And the disturbing trainwreck continues.
Elysee Mbem-Bosse sent out a string of alarming and threatening tweets last Monday night that seemed to be directed at U-M head football coach Jim Harbaugh. Even as U-M’s athletic director expressed concern for a player who left the football program in mid-November, the University of Michigan Police Department had already confirmed that they had launched an investigation into the social-media threats; the man the tweets were directed at subsequently called them “a serious matter.”
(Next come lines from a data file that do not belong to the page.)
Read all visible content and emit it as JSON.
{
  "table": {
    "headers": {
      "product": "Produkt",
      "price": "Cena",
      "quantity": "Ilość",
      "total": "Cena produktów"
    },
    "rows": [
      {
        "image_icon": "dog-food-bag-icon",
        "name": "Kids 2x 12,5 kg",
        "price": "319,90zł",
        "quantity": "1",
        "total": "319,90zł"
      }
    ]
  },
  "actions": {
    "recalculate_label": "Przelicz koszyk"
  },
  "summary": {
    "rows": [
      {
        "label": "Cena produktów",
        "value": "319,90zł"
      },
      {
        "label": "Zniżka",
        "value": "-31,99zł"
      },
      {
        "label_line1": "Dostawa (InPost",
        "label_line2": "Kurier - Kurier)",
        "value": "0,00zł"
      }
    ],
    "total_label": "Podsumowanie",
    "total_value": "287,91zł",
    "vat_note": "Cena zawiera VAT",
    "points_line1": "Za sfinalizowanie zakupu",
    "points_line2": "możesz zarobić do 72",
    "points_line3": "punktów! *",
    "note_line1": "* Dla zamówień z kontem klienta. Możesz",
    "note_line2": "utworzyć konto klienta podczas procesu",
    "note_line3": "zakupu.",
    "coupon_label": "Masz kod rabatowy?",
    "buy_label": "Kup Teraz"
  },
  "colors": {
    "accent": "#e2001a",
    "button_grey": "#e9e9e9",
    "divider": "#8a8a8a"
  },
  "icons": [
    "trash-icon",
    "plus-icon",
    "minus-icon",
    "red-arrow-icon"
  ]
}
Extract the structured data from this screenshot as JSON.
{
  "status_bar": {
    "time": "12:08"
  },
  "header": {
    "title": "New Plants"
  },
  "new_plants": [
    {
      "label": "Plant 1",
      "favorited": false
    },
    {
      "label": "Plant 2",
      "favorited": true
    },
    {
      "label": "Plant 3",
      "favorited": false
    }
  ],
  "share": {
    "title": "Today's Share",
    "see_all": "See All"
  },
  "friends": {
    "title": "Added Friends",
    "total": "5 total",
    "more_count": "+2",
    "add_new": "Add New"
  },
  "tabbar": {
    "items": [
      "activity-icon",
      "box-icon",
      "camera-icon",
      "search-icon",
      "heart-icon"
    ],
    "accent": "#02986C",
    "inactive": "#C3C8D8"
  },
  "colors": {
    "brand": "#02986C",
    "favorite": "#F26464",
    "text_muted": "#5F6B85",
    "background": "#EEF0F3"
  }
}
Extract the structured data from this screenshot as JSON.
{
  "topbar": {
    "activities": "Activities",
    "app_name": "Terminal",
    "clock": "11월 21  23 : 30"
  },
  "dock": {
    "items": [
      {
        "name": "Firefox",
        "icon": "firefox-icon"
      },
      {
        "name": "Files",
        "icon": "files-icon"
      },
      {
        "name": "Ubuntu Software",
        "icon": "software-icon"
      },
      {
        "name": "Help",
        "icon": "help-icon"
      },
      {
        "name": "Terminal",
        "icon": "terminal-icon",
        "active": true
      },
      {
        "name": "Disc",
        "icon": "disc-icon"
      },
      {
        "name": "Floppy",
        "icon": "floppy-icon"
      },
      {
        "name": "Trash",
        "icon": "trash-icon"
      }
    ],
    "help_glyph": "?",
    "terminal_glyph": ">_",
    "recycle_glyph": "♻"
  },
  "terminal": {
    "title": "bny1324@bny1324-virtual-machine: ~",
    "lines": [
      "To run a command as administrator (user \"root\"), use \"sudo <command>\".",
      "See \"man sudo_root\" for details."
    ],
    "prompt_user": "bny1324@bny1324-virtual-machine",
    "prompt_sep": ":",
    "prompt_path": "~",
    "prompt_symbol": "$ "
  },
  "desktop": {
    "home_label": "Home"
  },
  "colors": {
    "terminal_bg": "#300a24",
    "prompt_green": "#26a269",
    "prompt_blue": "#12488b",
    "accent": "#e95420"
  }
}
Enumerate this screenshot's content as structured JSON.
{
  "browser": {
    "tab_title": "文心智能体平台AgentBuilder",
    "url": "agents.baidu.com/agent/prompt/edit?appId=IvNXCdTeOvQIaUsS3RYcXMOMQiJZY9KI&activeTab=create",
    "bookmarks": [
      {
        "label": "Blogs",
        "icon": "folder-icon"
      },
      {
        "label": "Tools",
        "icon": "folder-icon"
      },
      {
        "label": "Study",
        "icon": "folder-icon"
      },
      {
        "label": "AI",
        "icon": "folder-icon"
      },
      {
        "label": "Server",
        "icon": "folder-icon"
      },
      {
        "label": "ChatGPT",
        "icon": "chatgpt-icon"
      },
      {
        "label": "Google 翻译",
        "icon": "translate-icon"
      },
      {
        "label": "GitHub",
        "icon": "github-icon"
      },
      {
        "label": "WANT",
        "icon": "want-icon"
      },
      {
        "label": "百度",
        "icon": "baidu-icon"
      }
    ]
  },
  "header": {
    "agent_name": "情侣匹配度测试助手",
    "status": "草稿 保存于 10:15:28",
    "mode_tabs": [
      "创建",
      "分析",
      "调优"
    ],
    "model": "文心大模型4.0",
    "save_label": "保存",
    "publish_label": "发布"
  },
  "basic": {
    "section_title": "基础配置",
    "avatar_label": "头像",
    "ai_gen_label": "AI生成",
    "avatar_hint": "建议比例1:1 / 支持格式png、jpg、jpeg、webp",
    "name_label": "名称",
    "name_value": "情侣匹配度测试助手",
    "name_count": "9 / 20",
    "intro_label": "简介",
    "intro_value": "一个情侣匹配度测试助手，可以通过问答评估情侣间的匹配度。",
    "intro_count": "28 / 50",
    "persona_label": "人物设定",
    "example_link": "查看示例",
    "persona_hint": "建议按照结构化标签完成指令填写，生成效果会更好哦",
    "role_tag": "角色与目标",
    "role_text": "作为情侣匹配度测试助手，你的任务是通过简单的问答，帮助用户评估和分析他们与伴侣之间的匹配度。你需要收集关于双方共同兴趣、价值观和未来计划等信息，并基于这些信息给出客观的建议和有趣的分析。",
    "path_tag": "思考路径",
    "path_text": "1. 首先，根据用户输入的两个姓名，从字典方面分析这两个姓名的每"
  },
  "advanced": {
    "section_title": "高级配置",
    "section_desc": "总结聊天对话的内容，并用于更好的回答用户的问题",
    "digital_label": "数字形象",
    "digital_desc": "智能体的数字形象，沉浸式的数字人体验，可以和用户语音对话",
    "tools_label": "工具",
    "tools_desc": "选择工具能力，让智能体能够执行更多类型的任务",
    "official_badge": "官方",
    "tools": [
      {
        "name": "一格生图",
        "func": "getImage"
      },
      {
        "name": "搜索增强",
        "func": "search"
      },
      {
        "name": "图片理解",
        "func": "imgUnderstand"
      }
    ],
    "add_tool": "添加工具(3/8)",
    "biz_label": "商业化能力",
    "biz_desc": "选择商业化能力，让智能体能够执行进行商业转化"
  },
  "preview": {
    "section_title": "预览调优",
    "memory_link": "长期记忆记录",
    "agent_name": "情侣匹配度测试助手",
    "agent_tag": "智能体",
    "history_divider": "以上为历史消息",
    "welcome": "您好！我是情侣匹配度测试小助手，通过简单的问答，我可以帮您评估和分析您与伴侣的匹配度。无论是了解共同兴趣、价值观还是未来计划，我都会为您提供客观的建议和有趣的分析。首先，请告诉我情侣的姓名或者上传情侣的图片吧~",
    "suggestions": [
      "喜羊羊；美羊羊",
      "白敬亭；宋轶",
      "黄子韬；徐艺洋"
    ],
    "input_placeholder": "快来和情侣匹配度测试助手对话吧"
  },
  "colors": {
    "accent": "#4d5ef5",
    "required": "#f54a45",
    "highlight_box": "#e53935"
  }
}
In a tweet posted Sunday morning, Mbem-Bosse “apologize[d] fully” for his social-media missteps, writing that “I take full responsibility for the tweets i (sic) made regarding the safety of Coach Harbaugh.” The former linebacker, though, went on to accuse the university’s police department of harassing him and telling him he’s “mentally ill without proper evaluation.”
The latter accusation came a day after the football player posted a photo of a form in which it shows that a psychiatrist personally examined Mbem-Bosse at the University of Michigan Health System for 35 minutes on Friday, April 19, of this year. That psychiatrist determined that Mbem-Bosse is mentally ill, meaning he “has a substantial disorder of thoughts or mood that significantly impairs judgment, behavior, capacity to recognize reality, or ability to cope with the ordinary demands of life.”
Mbem-Bosse tweeted the photo of the form to Harbaugh’s Twitter account, describing the determination made by the university’s doctor as “Mafia work.” “[U]nbelievable the extent men will go [to] just to cover up their mistakes and flaws,” Mbem-Bosse wrote, presumably alluding to Harbaugh, whose grandfather was born in Sicily and moved to Italy as a young child, dismissing the player back in November amidst what Mbem-Bosse has described as a family crisis.
Other than confirming that an investigation had been initiated, there has been no update from the university’s police department on the probe’s status.